CHICAGO, Dec. 6 – LAWFUEL – The Law News Network – Archipelago Holdings Inc.
(PCX: AX), owner and operator of the Archipelago Exchange(R) (ArcaEx(R)), the
nation’s first totally open, all-electronic stock exchange, today announced
the certified results of its shareholder vote that approved its merger with
the NYSE. A majority of the outstanding shares of Archipelago common stock
entitled to vote at today’s special meeting were cast in favor of the merger
agreement.
“We are pleased that our shareholders recognize the value delivered and to
be delivered through our merger with the NYSE,” commented Jerry Putnam, CEO of
Archipelago. “We look forward to establishing the NYSE Group as the world’s
premier exchange to the benefit of all investors.”
About Archipelago
Archipelago Holdings (PCX: AX) operates the Archipelago Exchange(R)

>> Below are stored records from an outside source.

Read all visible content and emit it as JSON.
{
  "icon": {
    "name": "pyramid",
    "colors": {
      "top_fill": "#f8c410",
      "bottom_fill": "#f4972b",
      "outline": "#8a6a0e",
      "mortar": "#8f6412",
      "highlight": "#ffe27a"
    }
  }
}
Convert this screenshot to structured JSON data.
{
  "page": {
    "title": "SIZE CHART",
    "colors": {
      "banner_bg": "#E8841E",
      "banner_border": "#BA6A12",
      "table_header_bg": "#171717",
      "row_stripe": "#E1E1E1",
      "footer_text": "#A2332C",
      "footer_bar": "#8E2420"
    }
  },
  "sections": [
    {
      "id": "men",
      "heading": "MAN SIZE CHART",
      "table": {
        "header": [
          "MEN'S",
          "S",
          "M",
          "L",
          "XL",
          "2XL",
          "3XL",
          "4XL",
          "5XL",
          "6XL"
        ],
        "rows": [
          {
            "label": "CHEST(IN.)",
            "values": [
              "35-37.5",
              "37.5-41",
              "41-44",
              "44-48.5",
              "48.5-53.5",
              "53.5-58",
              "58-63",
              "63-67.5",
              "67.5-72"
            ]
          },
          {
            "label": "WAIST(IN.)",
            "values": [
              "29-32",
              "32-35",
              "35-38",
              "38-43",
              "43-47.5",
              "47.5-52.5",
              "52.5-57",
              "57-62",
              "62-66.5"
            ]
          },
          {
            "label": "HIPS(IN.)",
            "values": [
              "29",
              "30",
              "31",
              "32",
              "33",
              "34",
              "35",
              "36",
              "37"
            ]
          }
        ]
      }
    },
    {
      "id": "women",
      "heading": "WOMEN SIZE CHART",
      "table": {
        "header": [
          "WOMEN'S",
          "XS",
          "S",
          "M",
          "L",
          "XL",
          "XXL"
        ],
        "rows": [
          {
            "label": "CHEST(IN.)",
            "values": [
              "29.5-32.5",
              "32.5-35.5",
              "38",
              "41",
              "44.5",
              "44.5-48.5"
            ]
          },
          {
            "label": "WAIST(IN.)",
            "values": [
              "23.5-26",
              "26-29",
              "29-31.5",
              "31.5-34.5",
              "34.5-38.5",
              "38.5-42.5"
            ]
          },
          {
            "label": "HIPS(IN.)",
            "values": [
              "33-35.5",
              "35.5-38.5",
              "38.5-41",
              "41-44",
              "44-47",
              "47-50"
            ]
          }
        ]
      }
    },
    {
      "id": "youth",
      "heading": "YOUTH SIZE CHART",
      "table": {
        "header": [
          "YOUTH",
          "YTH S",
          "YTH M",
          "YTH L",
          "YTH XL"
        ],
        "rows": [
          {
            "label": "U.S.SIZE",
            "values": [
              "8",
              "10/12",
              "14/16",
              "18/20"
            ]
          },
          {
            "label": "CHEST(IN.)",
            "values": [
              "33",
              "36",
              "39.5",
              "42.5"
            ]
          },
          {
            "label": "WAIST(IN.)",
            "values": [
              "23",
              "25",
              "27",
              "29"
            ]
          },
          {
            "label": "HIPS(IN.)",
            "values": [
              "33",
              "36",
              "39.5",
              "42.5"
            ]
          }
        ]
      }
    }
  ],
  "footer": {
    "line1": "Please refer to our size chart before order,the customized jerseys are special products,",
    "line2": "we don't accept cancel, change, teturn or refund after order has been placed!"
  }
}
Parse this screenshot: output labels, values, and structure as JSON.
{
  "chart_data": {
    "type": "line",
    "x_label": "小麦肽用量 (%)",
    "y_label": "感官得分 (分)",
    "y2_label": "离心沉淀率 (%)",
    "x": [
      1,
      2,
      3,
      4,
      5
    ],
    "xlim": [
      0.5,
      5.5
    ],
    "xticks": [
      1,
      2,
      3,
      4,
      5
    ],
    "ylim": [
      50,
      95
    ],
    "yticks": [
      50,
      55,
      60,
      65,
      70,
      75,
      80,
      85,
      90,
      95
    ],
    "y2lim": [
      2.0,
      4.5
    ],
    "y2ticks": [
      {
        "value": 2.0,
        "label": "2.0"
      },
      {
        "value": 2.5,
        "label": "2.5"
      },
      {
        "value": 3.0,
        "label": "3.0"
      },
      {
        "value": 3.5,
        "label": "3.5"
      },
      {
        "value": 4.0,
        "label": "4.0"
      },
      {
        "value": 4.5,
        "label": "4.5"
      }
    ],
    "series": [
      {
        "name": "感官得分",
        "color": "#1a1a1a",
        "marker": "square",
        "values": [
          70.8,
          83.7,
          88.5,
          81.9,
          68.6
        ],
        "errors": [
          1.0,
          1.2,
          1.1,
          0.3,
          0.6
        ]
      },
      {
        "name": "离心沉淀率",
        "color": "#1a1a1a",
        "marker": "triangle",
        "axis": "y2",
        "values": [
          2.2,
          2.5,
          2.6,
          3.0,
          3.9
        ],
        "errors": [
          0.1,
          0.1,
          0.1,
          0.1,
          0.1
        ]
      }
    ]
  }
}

(ArcaEx(R)) the first totally open all-electronic stock exchange in the United
States. ArcaEx trades all Nasdaq-listed equity securities and exchange listed
equity securities, including those listed on the New York Stock Exchange(R),
American Stock Exchange(R), and ArcaEx(R). In addition to offering core
execution services, ArcaEx provides corporate clients with listing services
and innovative data products. In September 2005, Archipelago acquired PCX
Holdings, Inc., parent company of the Pacific Exchange and PCX Equities, Inc.
allowing Archipelago to bring together the all-electronic trading of equity
securities and options products thereby expanding and diversifying
Archipelago’s business lines. For more information please visit
http://www.archipelago.com.
Important Merger Information
In connection with the proposed merger of the NYSE and Archipelago, NYSE
Group has filed a registration statement on Form S-4 with the SEC containing a
joint proxy statement/prospectus regarding the proposed transaction. The
parties have filed other publicly available relevant documents concerning the
proposed transaction with the SEC. The SEC declared the Registration
Statement effective on November 3, 2005.
NYSE MEMBERS AND ARCHIPELAGO STOCKHOLDERS ARE URGED TO READ THE FINAL
JOINT PROXY STATEMENT/PROSPECTUS REGARDING THE PROPOSED TRANSACTION BECAUSE IT
WILL CONTAIN IMPORTANT INFORMATION. NYSE members and Archipelago stockholders
can obtain a free copy of the final joint proxy statement/prospectus, as well
as other filings containing information about NYSE and Archipelago without
charge, at the SEC’s website (http://www.sec.gov). Copies of the final joint
proxy statement/prospectus can also be obtained, without charge, once they are
filed with the SEC, by directing a request to the Office of the Corporate
Secretary, NYSE, 11 Wall Street, New York 10005, 212-656-2061 or to
Archipelago, Attention: Investor Relations, at 100 S. Wacker Drive, Suite
1800, Chicago, Illinois 60606 or calling (888) 514-7284.
The NYSE, Archipelago and their respective directors and executive
officers and other members of management and employees may be deemed to be
participants in the solicitation of proxies from Archipelago stockholders in
respect of the proposed transaction. Information regarding Archipelago’s
directors and executive officers is available in Archipelago’s proxy statement
for its 2005 annual meeting of stockholders, dated March 31, 2005.
Additional information regarding the interests of such potential
participants will be included in the joint proxy statement/prospectus and the
other relevant documents filed with the SEC when they become available. This
press release shall not constitute an offer to sell or the solicitation of an
offer to buy any securities, nor shall there be any sale of securities in any
jurisdiction in which such offer, solicitation or sale would be unlawful prior
to registration or qualification under the securities laws of any such
jurisdiction. No offering of securities shall be made except by means of a
prospectus meeting the requirements of Section 10 of the Securities Act of
1933, as amended.
Forward-Looking Statements
Certain statements in this press release may contain forward-looking
statements within the meaning of the Private Securities Litigation Reform Act
of 1995. These statements are based on Archipelago’s current expectations and
involve risks and uncertainties that could cause Archipelago’s actual results
to differ materially from those set forth in the statements. There can be no
assurance that such expectations will prove to be correct. Factors that could
cause Archipelago’s results to differ materially from current expectations
include: general economic and business conditions, industry trends,
competitive conditions, regulatory developments as well as other risks or
factors identified in the Company’s filings with the Securities Exchange
Commission, including its Report on Form 10-K for the fiscal year ending
December 31, 2004 which is available on the Company’s website at
http://www.archipelago.com. You should not place undue reliance on forward-
looking statements, which speak only as of the date of this press release.
Except for any obligation to disclose material information under the Federal
securities laws, Archipelago undertakes no obligation to release publicly any
revisions to any forward-looking statements to reflect events or circumstances
after the date of this press release.